Сам Яшперица был голоден, зол и искал укрытие от палящего летнего зноя. Услыхав борьбу, он легко доплыл до полузатопленной палубы, на которую посуху не попасть, и увидел борьбу. Он оказался благороден и вступился за Лягуха, сзади кусая и разрывая зубами нежные жабры острозубого бандита. Когда Рыбик от невыносимой боли отступил, зелёный гость не пасовал.
- Хватай его за хвост зубами и вытягивай на сухое! Я помогу! – прошипел он, потирая рану на лапке от укуса Рыбика.
Сказано – сделано, и через минуту Рыбик яростно бился в крови на ржавой палубе, задыхаясь от нехватки воды, но познакомившиеся товарищи по сражению не давали ему обрести животворную стихию. Он отпихивали его от воды, уворачивались от его треугольных пилообразных зубов и смеялись над ним.
Когда Рыбик задохнулся, они вместе съели его, а Яшперица ещё и помогал Лягуху в разделке сочного подарка жизни. Так началась их дружба. И вот теперь, когда Лягух отведал воробушка, он пригнал мальков Рыбика к ним.
- Лови скорее, пока не разлетелись, кто куда! – ответил он другу, и тот стал немедленно вытаскивать их на палубу, оба предвкушали обильный ужин.
- Ещё бы, я больше, сейчас переловлю всех! – засмеялся тот, и длинным хвостом как бы вычёрпывал из самой мелкой воды мальков и рачков. Лягух залез на выбеленный Временем потрескавшийся череп матроса, служивший им обоим ступенькой для попадания на палубу из воды.
- Яшперица, а давай приманивать сюда и птиц! - вдруг радостно квакнул он. - Как, на мальков и рачков?
- Конечно, а можно и рыб побольше. Как Рыбика, но меньше ростом, чтоб не покусал.
- Конечно, конечно, у меня до сих пор ласта справа болит, и шрам на всю лапу. – проворчал Лягух. Будто та тварь из воды не знала, что тот ядовит, и ужин самим ярким пловцом убил бы «удачливого» охотника до конца дня. Рыбы глупы.
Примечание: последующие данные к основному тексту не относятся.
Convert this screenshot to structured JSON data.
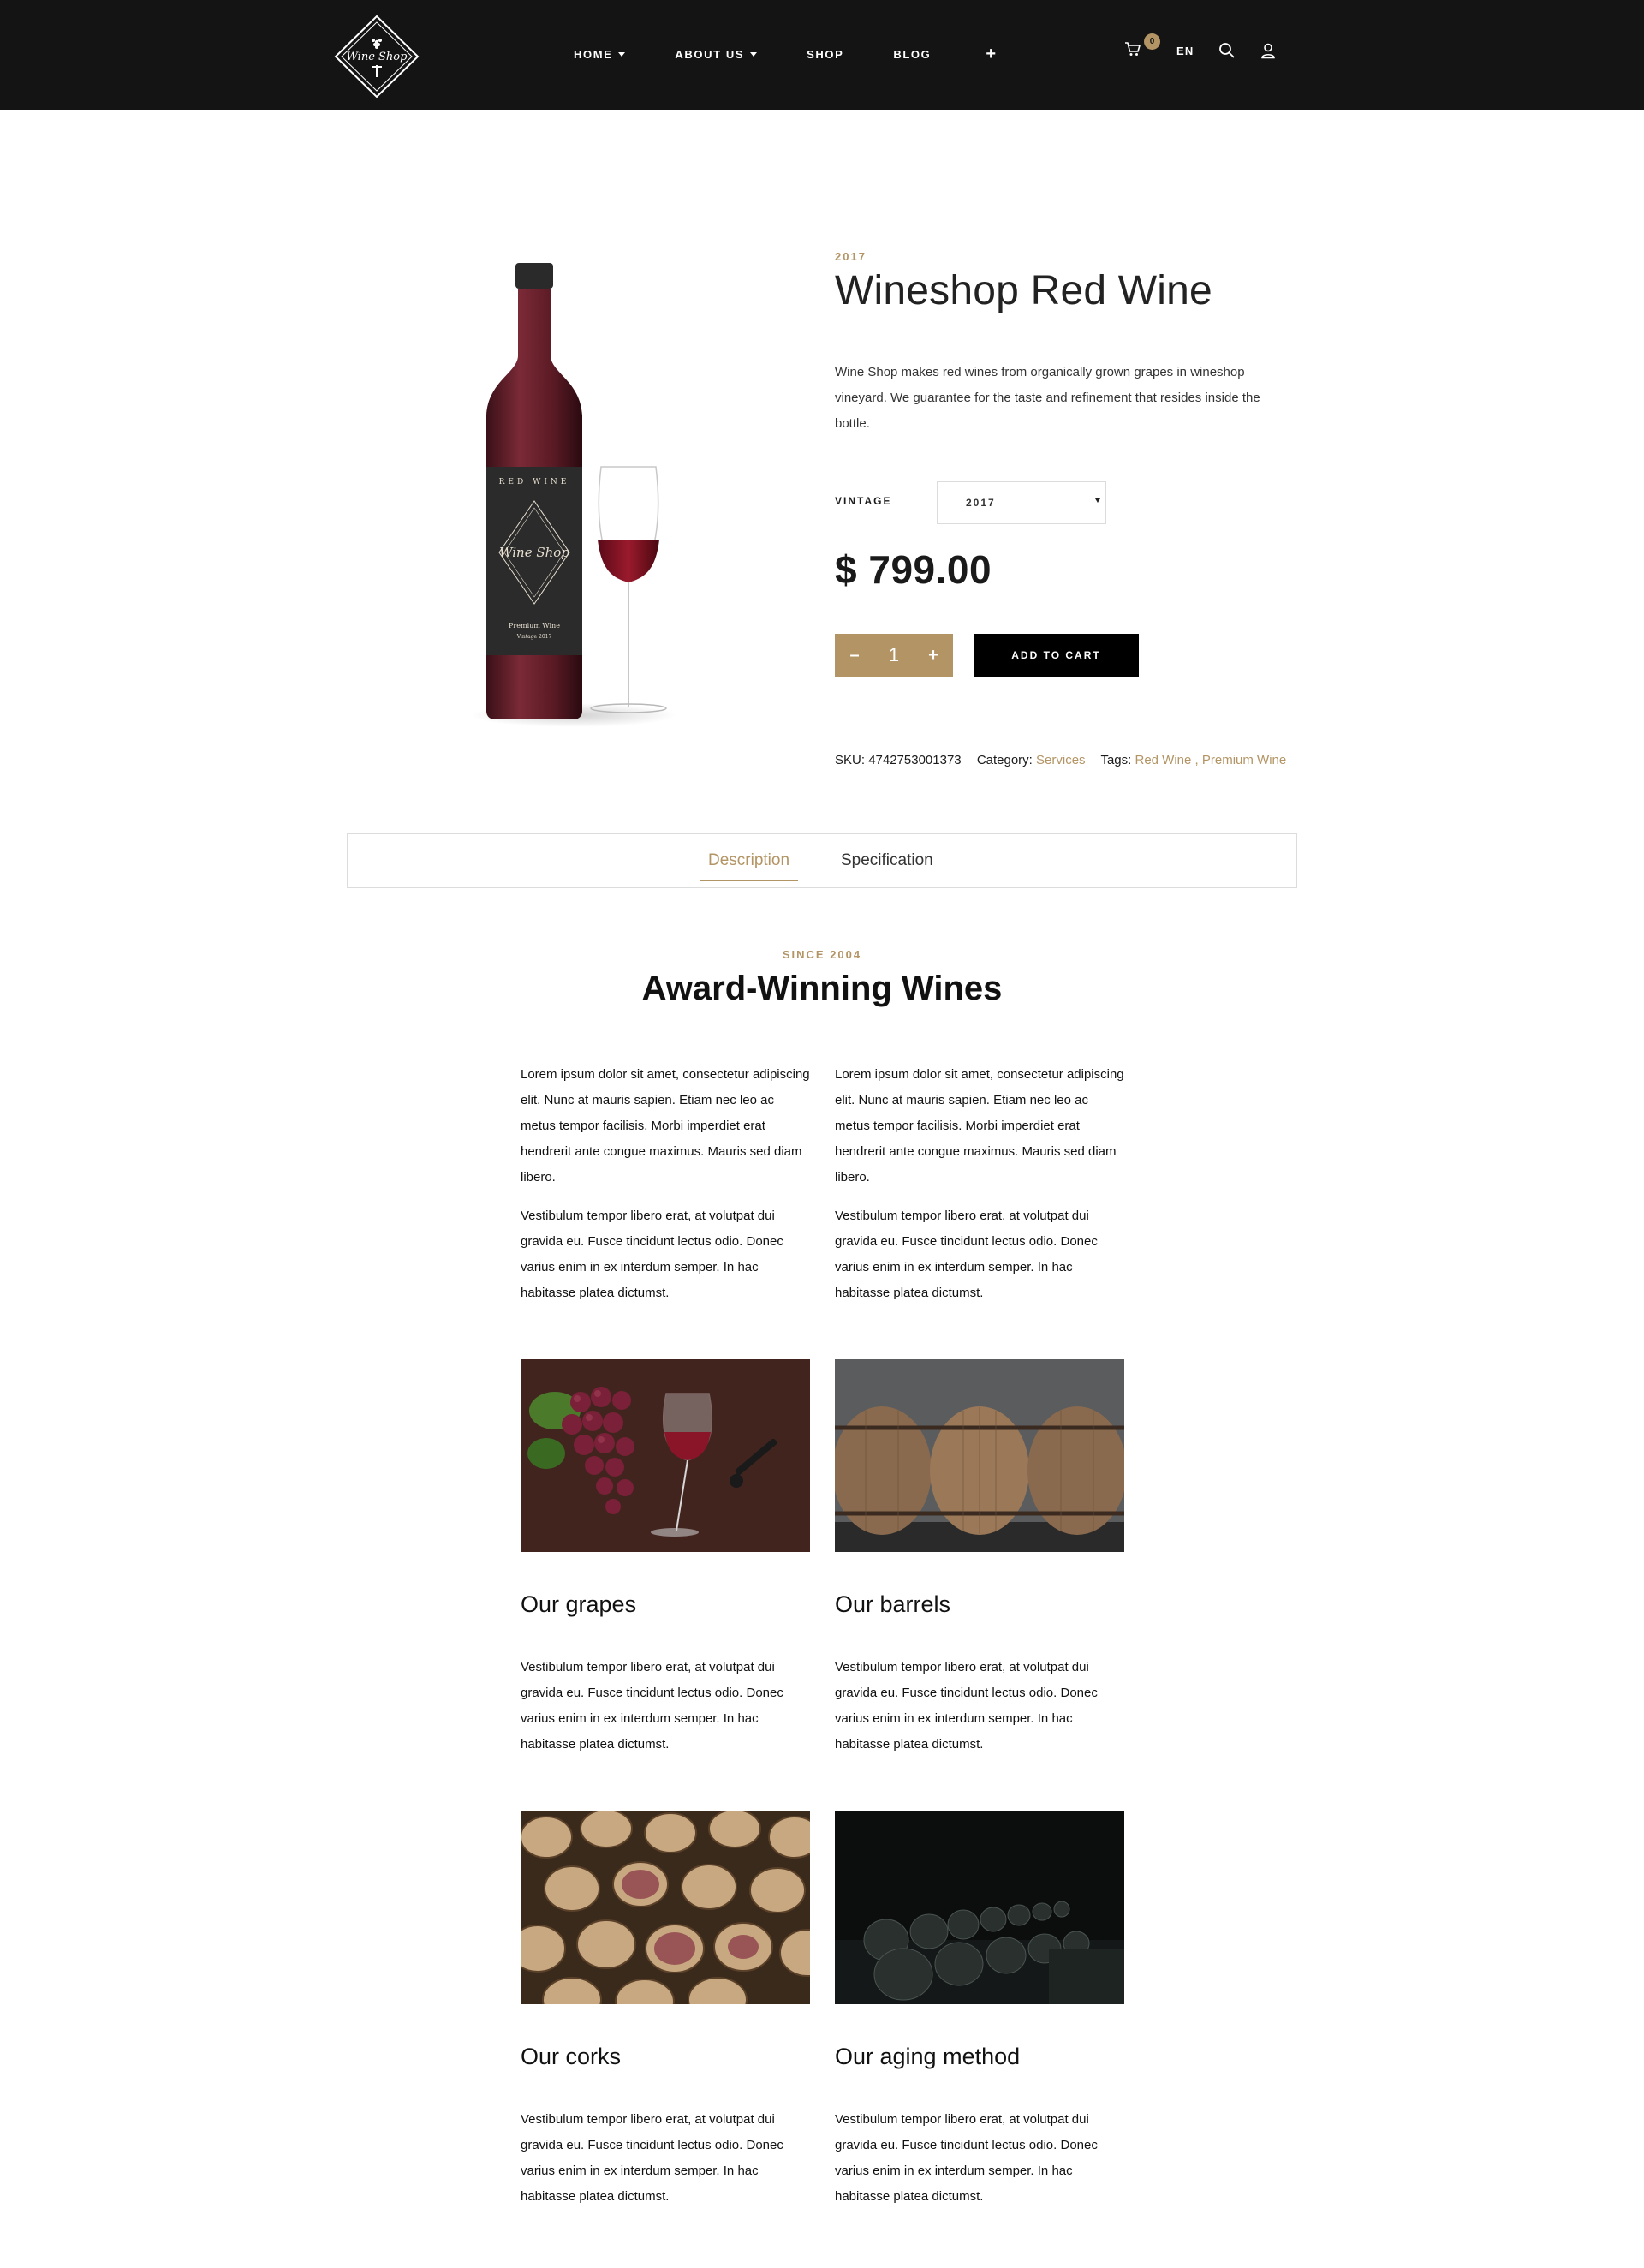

Яшперица осторожно и привычно потрогал шрам друга раздвоенным длинным языком, чуть облизнул.
- Ничего, не воспалено, жить будешь. А теперь давай за еду. О, придумал, давай охотиться на приманку побольше.
- На меня? Я же ядовитый! Сразу разлетятся в стороны.
- Но я-то к твоему яду привык, мой друг. Я привык!
Это было последнее, что услышал Лягух в жизни. Зубы его друга сомкнулись на жёлтом туловище, и в два глотка тот оказался в желудке. Ещё в сознании, он бился во внутренностях зелёного убийцы, но вскоре задохнулся и умер навсегда.
Яшперица был доволен: он давно обрёл устойчивость к яду своего опасного друга, по капле потребляя его яд понемногу под видом заботы и проверки состояния ран.
Жильё у Лягуха и правда прекрасно. А сам Лягух теперь стал не нужен зелёному «другу» - слишком мелок, и яд не всех отпугивает, - и пошёл в расход. Потому что ничего не мог ему сделать. Да и добыча выросшему ящеру нужна больше, на мелочи уже не раздобреть.